OLYMPIA – After a contentious hearing, the state’s campaign-finance watchdog has fined a statehouse candidate $300 for failing to file any reports after months of campaigning.
Republican Chris Bowen, who’s challenging state Rep. Alex Wood, D-Spokane, told investigators that he put the reports in the mail and that’s all he’s required to do. It’s not his problem, he said, if the state Public Disclosure Commission didn’t get them or lost them.
Wrong, PDC Chairman Ken Schellberg said during a telephone hearing Thursday.
“We need the reports. I’m sorry, this is not a utopia,” he told Bowen. “At some time in our life, I think most of us have to learn to keep copies of something we’ve sent in the mail.”
Schellberg, an accountant, said he would suspend half the fine if Bowen turns in the forms within two weeks. Bowen has given no indication he intends to do so.
The forms are required of most political candidates running in Washington. The C-1 form is Bowen’s candidate registration, which discloses campaign staff and lists a time when the public can view his campaign’s spending records.
The other, called an F-1 form, details a candidate’s personal financial affairs, such as loans, employer, real estate holdings and other assets.
“It gives a good chance to make sure the people being elected don’t have any conflicts and that the people elected will really be representing the constituents, not personally benefiting from the elected office,” said PDC spokeswoman Lori Anderson.
Bowen, 30, launched his campaign June 6. He narrowly beat fellow Republican Laura Carder in the August primary for the right to challenge Wood in the November election.
The forms were due by June 20, according to the PDC. When Bowen told the PDC that he’d already mailed in the forms, a staffer asked him to simply fax a copy.
“Nothing was forthcoming,” said the PDC’s Kurt Young.
Bowen has repeatedly declined to answer questions about his occupation. In the primary election voters guide, he listed his occupation as “small-business owner.” Last month, he posted an online ad offering his services as a student tutor.
“If you or someone you know is having difficulties in the subject of government,” he wrote, “let me use my wealth of government knowledge and experience to make you an expert in the field. $17 per hour.”
In an e-mail Sept. 19 about the PDC charges, Bowen maintained that there “have been many times where I have had to give my information multiple times to the PDC, County Elections and many other requiring agencies.” Each time, he said, it got lost.

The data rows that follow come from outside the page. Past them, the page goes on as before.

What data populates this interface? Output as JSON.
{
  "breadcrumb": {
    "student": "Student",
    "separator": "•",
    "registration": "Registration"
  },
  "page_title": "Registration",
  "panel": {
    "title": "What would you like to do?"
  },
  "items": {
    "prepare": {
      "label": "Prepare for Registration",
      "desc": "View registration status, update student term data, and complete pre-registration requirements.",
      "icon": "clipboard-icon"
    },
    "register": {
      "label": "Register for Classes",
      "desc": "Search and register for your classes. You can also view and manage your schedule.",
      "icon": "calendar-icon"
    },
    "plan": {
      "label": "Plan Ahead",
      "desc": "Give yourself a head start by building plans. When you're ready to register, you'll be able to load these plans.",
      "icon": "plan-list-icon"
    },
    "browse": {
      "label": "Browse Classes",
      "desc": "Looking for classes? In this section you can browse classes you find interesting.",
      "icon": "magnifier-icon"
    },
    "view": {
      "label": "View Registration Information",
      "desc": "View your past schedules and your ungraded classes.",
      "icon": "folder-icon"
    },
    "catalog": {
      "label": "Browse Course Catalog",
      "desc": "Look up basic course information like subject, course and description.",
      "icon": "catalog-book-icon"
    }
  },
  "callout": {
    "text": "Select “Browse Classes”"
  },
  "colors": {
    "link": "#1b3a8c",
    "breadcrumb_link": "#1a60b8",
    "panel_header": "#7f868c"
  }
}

“This mishandling of my information is not new,” he wrote. “So I have a great policy that allows me to do everything I am required to do, and at the same time not concern myself with others’ mistakes.”
He said at the time that he had spoken with the PDC and that “it is understood that the matter is laughable.”
Not sharing in the laughter: Schellberg. In cases like this, he told Bowen, a candidate simply provides copies of the reports.
“You’re just making laws up to cut me down on certain fines,” responded Bowen. “You’re the lawman. You read it to me where it says it doesn’t matter what the reason is.”
Schellberg said Bowen could appeal the ruling if he wants to. Then he hung up on Bowen.
On Saturday, Bowen – still not saying what he does for a living – said he plans to appeal.
“I won the case, but they were focused on fining me no matter what,” he wrote. “It was not a shock. This is a regular thing for me.”